Tuesday, May 20, 2014

It is time. Or it will be on Thursday.

The time has come, just as I knew it would.

The Hair. It must go.

I've been growing it out for about three years now, and, predictably, I'm completely sick of it. It happens this way. I grow it, I cut it, I grow it, I cut it. I think it's boredom. Or the sick and twisted desire to drive M completely crazy. I am being good this time, though. I let him know. I even showed him the sample photos I found to take to my stylist. Maybe let him think he has a say in the matter. I'm all about teamwork and compromise, after all.

The appointment is Thursday. Which is THE DAY AFTER TOMORROW. This is too long to wait, obviously, becasue I have no patience and once I decide I want it gone then I want it gone now dammit. But I will wait. Because I really, really love my stylist and therefore I have no choice. But I'm not happy about it.

I'm not going back to the pixie cut, at least not yet. It'll be drastic, but not like that time when we were first married and I cut off all my hair when M was out of town and when I picked him up from the airport he looked right past me and then came back to me and screamed, "What did you do to your hair?!" That was pretty funny. He's getting older now, though, and I want to minimize shocks to his ticker, so I started easing him into the idea about a week ago. Poor guy. He knows once the idea is floated that's pretty much it. He so loves long, disgusting, ratty hair, and abhors cute, adorable, flattering, short styles. I feel bad that I keep dashing his hopes, but not bad enough to keep this mess o' fuzz on my head.
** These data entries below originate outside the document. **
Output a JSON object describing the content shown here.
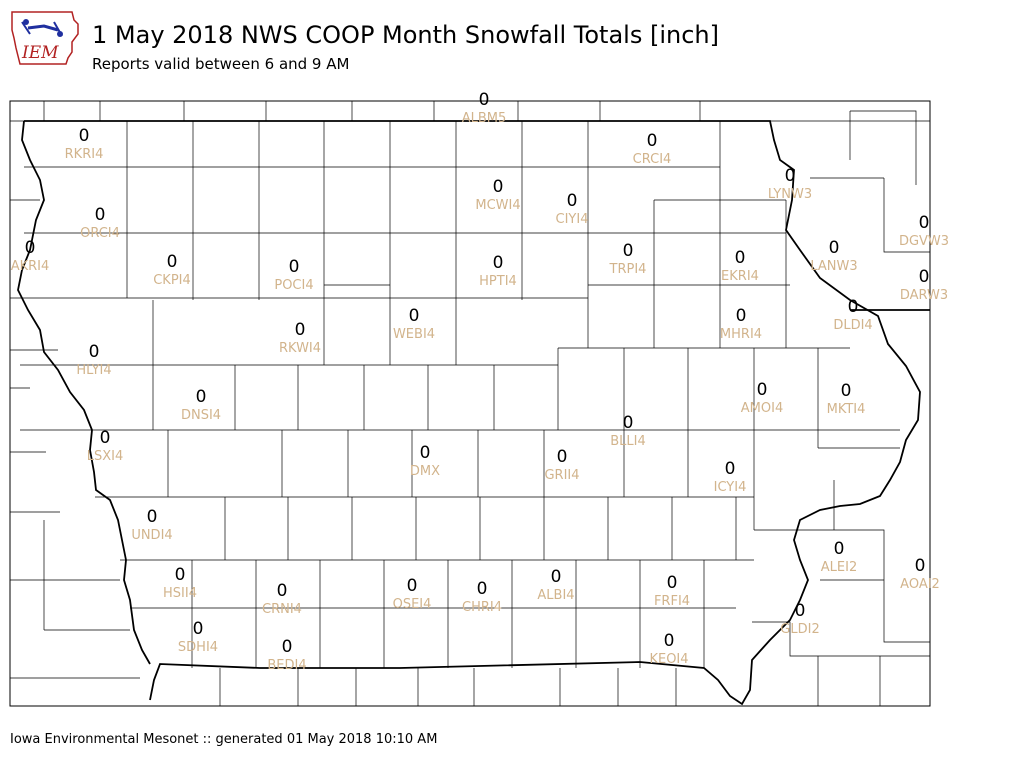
{
  "header": {
    "logo_text": "IEM",
    "title": "1 May 2018 NWS COOP Month Snowfall Totals [inch]",
    "subtitle": "Reports valid between 6 and 9 AM"
  },
  "footer": {
    "text": "Iowa Environmental Mesonet :: generated 01 May 2018 10:10 AM"
  },
  "colors": {
    "station_label": "#d2b48c",
    "value_label": "#000000",
    "border": "#000000",
    "logo_red": "#b22222",
    "logo_blue": "#1f2f9f"
  },
  "stations": [
    {
      "id": "ALBM5",
      "value": "0"
    },
    {
      "id": "RKRI4",
      "value": "0"
    },
    {
      "id": "CRCI4",
      "value": "0"
    },
    {
      "id": "LYNW3",
      "value": "0"
    },
    {
      "id": "MCWI4",
      "value": "0"
    },
    {
      "id": "CIYI4",
      "value": "0"
    },
    {
      "id": "ORCI4",
      "value": "0"
    },
    {
      "id": "DGVW3",
      "value": "0"
    },
    {
      "id": "AKRI4",
      "value": "0"
    },
    {
      "id": "CKPI4",
      "value": "0"
    },
    {
      "id": "POCI4",
      "value": "0"
    },
    {
      "id": "HPTI4",
      "value": "0"
    },
    {
      "id": "TRPI4",
      "value": "0"
    },
    {
      "id": "EKRI4",
      "value": "0"
    },
    {
      "id": "LANW3",
      "value": "0"
    },
    {
      "id": "DARW3",
      "value": "0"
    },
    {
      "id": "DLDI4",
      "value": "0"
    },
    {
      "id": "RKWI4",
      "value": "0"
    },
    {
      "id": "WEBI4",
      "value": "0"
    },
    {
      "id": "MHRI4",
      "value": "0"
    },
    {
      "id": "HLYI4",
      "value": "0"
    },
    {
      "id": "AMOI4",
      "value": "0"
    },
    {
      "id": "MKTI4",
      "value": "0"
    },
    {
      "id": "DNSI4",
      "value": "0"
    },
    {
      "id": "BLLI4",
      "value": "0"
    },
    {
      "id": "LSXI4",
      "value": "0"
    },
    {
      "id": "DMX",
      "value": "0"
    },
    {
      "id": "GRII4",
      "value": "0"
    },
    {
      "id": "ICYI4",
      "value": "0"
    },
    {
      "id": "UNDI4",
      "value": "0"
    },
    {
      "id": "ALEI2",
      "value": "0"
    },
    {
      "id": "HSII4",
      "value": "0"
    },
    {
      "id": "CRNI4",
      "value": "0"
    },
    {
      "id": "OSEI4",
      "value": "0"
    },
    {
      "id": "CHRI4",
      "value": "0"
    },
    {
      "id": "ALBI4",
      "value": "0"
    },
    {
      "id": "FRFI4",
      "value": "0"
    },
    {
      "id": "AOAI2",
      "value": "0"
    },
    {
      "id": "GLDI2",
      "value": "0"
    },
    {
      "id": "SDHI4",
      "value": "0"
    },
    {
      "id": "BEDI4",
      "value": "0"
    },
    {
      "id": "KEOI4",
      "value": "0"
    }
  ]
}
I'm pretty proud of myself. This is the longest I've had it since we got married. I could tie it in a knot under my chin if I wanted. (I don't.) (But I could, which is, in some twisted way, impressive.) (To me, anyway.) I can put it into a weensy, curly ponytail that's about as big around as my pinky. I stick it in two fun, curly pigtails that everyone compliments me on but which I cannot wear to work and be taken seriously as a professional. I could put it up in a banana clip if those things were back in style and I wanted to recreate the 80s. (I do not. Most emphatically, I do not.) Still, go it must, in the name of creativity and newness and fun. For me, at least. M will sigh grudgingly and say things like, "Whatever makes you happy, Princess," because he is a good man and because he knows I will do it anyway no matter what he says.

At least I'm not dying it purple.

Maybe.

(I'm not, I'm not! It was a joke! Calm down there, M. Maybe take a baby aspirin.)